FIRS set to impose 5% VAT on online card transactions from next year.
In a recent interview with the online news portal, PremiumTimes, the FIRS boss, Babatunde Fowler says, the agency will soon impose a 5% VAT on every online card transaction.
The move is seen by many as an effort by the federal government to shore up its dwindling revenue.
And to tap into the growing digital economy.

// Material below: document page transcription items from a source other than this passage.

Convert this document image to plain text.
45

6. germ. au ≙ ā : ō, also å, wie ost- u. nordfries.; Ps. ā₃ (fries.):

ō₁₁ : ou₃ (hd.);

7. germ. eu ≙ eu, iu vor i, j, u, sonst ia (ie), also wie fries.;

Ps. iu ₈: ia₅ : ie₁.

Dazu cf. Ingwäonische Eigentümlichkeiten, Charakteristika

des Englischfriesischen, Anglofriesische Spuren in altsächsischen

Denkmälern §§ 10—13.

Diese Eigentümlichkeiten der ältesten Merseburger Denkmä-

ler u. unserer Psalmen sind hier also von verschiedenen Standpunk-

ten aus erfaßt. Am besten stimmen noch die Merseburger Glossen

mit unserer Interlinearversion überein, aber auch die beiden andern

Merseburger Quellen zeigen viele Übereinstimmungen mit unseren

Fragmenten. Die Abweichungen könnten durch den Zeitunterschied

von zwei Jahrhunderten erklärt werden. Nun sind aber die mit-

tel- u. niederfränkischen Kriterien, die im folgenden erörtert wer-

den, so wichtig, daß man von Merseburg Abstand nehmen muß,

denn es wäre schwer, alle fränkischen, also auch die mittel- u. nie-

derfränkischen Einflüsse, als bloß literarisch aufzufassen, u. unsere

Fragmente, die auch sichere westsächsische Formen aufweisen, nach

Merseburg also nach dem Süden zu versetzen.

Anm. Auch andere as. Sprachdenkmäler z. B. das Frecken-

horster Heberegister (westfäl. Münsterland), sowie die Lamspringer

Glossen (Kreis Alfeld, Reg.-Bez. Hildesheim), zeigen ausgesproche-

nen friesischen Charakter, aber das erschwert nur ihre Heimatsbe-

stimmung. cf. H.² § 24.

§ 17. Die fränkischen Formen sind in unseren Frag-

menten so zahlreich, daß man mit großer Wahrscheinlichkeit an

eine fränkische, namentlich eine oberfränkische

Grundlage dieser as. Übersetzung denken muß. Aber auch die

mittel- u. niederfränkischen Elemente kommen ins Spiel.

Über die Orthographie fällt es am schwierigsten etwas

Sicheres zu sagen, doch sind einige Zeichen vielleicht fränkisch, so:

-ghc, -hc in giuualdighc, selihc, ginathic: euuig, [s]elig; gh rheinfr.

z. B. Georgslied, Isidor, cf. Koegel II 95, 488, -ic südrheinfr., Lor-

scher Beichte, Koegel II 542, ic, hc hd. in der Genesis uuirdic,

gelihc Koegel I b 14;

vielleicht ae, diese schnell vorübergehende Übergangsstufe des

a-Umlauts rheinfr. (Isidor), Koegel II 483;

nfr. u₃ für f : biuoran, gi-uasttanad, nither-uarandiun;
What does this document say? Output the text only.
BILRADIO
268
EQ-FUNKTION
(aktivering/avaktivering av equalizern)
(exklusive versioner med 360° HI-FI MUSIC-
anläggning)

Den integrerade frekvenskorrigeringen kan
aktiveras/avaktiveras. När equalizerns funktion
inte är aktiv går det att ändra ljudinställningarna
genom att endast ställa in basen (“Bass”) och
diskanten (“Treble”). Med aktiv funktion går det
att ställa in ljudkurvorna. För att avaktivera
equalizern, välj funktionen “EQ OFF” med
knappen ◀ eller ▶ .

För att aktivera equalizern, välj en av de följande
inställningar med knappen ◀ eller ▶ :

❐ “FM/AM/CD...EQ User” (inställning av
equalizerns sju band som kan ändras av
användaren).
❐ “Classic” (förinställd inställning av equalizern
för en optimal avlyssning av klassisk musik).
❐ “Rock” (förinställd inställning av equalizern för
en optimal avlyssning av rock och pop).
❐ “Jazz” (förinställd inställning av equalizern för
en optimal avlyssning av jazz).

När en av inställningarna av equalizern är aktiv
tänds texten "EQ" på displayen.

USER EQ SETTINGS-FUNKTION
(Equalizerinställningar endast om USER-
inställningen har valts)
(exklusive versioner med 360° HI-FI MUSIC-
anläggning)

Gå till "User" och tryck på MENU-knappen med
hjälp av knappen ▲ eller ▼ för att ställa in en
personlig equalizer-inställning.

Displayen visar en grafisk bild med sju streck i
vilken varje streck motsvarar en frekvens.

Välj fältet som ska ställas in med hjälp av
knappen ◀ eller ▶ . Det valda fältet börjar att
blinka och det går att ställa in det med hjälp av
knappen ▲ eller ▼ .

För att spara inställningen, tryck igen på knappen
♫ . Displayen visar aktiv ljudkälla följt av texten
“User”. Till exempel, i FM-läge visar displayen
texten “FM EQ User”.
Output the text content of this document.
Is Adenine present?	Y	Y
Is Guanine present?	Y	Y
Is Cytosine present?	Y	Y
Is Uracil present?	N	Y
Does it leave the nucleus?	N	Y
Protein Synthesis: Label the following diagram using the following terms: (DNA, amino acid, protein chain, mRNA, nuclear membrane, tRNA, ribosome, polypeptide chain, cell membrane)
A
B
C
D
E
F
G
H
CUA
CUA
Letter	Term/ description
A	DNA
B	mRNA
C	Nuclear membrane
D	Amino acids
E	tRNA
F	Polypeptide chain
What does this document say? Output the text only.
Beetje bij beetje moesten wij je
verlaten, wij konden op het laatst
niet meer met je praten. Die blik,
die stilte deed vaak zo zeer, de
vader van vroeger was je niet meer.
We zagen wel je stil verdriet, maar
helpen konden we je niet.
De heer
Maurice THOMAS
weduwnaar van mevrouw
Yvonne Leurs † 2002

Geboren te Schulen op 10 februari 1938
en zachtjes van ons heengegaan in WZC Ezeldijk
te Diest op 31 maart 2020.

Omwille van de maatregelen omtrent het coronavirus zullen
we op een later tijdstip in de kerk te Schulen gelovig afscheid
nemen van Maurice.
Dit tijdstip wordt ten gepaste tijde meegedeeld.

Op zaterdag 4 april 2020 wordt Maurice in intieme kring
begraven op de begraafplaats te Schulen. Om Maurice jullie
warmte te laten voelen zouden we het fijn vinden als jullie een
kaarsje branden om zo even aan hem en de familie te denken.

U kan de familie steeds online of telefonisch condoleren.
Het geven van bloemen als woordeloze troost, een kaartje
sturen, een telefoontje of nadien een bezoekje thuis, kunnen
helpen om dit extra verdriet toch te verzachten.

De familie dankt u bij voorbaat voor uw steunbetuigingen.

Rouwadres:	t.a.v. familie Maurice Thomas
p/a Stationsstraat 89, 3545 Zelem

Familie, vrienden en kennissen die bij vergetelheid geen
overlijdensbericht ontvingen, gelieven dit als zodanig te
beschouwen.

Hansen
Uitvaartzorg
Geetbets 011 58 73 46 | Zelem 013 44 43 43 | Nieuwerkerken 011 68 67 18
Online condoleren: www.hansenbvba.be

Until now, the tech sector hasn’t really been captured into the nation’s tax base.
With this move, the FG hopes to get its bite of the estimated $12 billion online spendings by Nigerians.
What does this mean for consumers?
Nigerians will have to pay an additional 5% tax on every 10K naira worth of transaction they conduct online.
For example, if a consumer goes to say, Jumia, Africa’s largest e-commerce site and pays up to NGN10,000 for a product, an extra NGN500 would be deducted taking the total amount to NGN10,500.
So, consumers should expect to pay more in taxes in addition to the other myriads of charges they are already burdened with.
Impact of the new 5% VAT on Government’s Cashless policy
Many commentators, including serving lawmakers, see this move as reckless, ill-thought-out and that it is bound to push consumers away from using their cards for online transactions.
The new tax policy if implemented will destroy any gains made so far in moving Nigerians towards a cashless society.
Over the years, efforts have been made to build trust in the online space. Tech companies – especially e-commerce sites, have tried to gradually shift public perception about online payments.
But, it seems the FG is about to undo all those years of hard work with this latest move.
How does FIRS intend to impose 5% VAT on online card transactions?
Speaking to the News Agency of Nigeria on Saturday, Mr. Fowler, said:
“Soon we’ll ask banks to impose VAT on online transactions for the purchase of goods and services,” he said.
According to the chairman of the tax agency, the imposition of value-added tax is nothing new. “It is something that should be in existence,” he further explained.
“We’ll certainly follow up to make sure every VAT that is due to collected is collected.”
The FIRS has in 2017, launched a Federal government-backed amnesty program to tax defaulters. The goal was to incentivize serial tax-defaulters to voluntarily register and pay up, on their taxes without getting prosecuted.
Midway into the program, the FIRS Chairman released a statement that they have been able to generate between NGN 750 billion to NGN 1 trillion.
Impact of new 5% VAT on tech startups
When implemented, many people fear the tech sector will be severely hit. Akin Alabi, CEO of Naijabet, and lawmaker, was quick to denounce the new move:
The tech industry is one of the few bright lights in Nigeria in the last 10 years or so. Our government (states and federal) must come up with policies and actions that will aid and support them to grow, not just taxing them. It’s not hard to help them.Akin Alabi, reacting to the news of the proposed imposition of 5% VAT on online purchases from next year.
Another Twitter user with the handle @Pastor_CVB, listed out some of the charges and fees Nigerian consumers are currently battling:
5% VAT + N52 Bank for transaction fee + 15% Remita/TSA + N50 Card maintenance Fee + N1,000 one-off charge for issuance of debit cards. If you lose the card and want it replaced it will also cost N1000 one-off
One thing is clear as Nigeria moves to tax online purchases, startup tech will resist the move. However, the govt. in a bid to ramp up its revenue, expand its tax base will go ahead with the policy.
Only time will tell whether the Nigerian consumer will jettison card payments due to the heavy tax burden or adapt and continue as if nothing happened.